Bring Back ZiL Lanes, For Buses

There used to be special lanes on major Moscow boulevards specially reserved for the capacious ZiLs of the Politburo and their chief henchmen. Journey time from the Kremlin to the government dachas was only a matter of distance.


Today, even the government elite have to live with a German adage of the consumer society which translates as, "Before God and in a traffic jam, all men are equal." Mid-1990s Moscow is a city of the probka, the traffic snarl-up.


In the days of shortages -- when if you wanted to buy a car for your children when they came of age, it was wise to put down their names for a Zhiguli at birth -- Moscow was famed for its public transportation. Its metro stations were proletarian palaces. They carry some 9 million passengers a day, the busiest metro system in the world.


Above ground, the creaking old trolley buses still plough on, but more and more slowly. Everyone who now has the money seems to have deserted mass transport for the individual car.


If the growth in car ownership continues at the rate of the last couple of years, Moscow will soon resemble London, where traffic rarely moves faster than a lava flow, and cooling lava at that, or worse still, Bangkok, where traffic rarely seems to move at all.


Doing something about this is much easier said than done.


American cities have tried to encourage car pools -- metropolitan Washington restricts use of certain highways during rush hour to the bureaucratically named "high occupancy vehicles," or HOV, carrying three or more people.


Car pools, as the rest of the world calls HOV, do not work very well.

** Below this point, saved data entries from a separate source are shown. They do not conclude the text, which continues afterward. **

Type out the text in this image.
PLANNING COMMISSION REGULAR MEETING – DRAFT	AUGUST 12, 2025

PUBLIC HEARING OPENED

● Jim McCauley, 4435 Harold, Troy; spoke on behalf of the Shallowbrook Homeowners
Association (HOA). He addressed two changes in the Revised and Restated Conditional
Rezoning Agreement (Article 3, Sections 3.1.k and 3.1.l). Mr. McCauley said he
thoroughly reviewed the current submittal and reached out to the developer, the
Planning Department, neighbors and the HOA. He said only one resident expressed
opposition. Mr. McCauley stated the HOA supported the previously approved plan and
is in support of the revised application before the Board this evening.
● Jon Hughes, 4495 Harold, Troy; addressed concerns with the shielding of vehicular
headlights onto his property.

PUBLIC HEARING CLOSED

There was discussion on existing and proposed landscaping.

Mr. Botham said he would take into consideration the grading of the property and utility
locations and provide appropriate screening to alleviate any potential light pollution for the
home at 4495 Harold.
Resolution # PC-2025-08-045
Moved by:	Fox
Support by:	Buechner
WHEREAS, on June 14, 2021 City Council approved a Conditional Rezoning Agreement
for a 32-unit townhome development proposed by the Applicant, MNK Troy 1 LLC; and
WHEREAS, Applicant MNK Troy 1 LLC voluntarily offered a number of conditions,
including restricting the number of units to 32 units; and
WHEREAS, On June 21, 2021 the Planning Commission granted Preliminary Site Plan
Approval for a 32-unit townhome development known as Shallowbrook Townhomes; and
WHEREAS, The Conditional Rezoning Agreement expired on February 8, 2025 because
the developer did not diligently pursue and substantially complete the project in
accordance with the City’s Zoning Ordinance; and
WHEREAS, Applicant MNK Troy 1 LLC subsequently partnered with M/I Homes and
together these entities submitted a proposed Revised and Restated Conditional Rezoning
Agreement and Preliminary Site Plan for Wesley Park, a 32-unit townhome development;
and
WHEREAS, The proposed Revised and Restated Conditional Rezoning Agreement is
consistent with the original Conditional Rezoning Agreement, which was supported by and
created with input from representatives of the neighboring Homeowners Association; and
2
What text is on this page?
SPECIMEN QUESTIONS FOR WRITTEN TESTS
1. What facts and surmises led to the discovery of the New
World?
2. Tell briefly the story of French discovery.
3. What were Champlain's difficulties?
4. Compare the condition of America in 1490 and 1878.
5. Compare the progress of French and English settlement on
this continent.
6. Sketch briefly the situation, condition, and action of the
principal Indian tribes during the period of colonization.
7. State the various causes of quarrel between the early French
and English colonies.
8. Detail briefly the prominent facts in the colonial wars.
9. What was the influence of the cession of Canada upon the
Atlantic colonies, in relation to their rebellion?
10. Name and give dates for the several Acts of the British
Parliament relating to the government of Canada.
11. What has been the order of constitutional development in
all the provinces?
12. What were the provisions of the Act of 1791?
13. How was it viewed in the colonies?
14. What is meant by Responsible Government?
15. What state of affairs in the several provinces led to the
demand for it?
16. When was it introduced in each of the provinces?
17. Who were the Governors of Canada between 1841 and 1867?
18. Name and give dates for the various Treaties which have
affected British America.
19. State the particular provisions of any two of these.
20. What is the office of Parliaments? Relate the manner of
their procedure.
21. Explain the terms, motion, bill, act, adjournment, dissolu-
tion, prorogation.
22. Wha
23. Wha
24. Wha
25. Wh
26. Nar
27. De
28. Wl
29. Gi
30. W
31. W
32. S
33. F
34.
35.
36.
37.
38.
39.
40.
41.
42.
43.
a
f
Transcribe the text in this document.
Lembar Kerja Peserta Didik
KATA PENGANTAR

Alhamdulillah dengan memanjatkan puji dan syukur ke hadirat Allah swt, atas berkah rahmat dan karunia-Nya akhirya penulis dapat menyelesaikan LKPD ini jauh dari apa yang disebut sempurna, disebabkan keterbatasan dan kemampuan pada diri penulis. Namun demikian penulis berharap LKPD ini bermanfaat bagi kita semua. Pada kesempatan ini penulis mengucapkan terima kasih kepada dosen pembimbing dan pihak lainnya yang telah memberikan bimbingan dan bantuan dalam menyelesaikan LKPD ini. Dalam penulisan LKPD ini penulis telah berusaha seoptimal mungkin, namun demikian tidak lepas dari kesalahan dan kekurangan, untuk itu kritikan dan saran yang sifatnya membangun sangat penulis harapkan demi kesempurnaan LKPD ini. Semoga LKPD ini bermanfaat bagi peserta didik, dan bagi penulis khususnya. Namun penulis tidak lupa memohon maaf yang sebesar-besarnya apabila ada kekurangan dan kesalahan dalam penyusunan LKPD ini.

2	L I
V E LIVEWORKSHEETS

In the end, personal mobility tends to be constrained only by financial factors: Unable to dissuade driving by any other means, cities have started to play with the idea of "road pricing," a fancy way of saying that drivers will be charged for using roads subject to heavy congestion.


The City of London banned all non-essential private traffic after a particularly nasty IRA bomb attack, and inadvertently found it did wonders for local business and mobility.


Moscow has not yet reached this point. Already, however, it could take some first steps. Those old lanes for the Politburo ZiLs need to make a comeback, in the form of some decent bus lanes -- assuming workers can paint the lines over the potholes. The bus stops need to be made clearer.


The city could also profit from installing bicycle lanes. The reduction in traffic and pollution would be beneficial. The only question is whether enough cyclists would be willing to brave the elements -- and Moscow's mean drivers.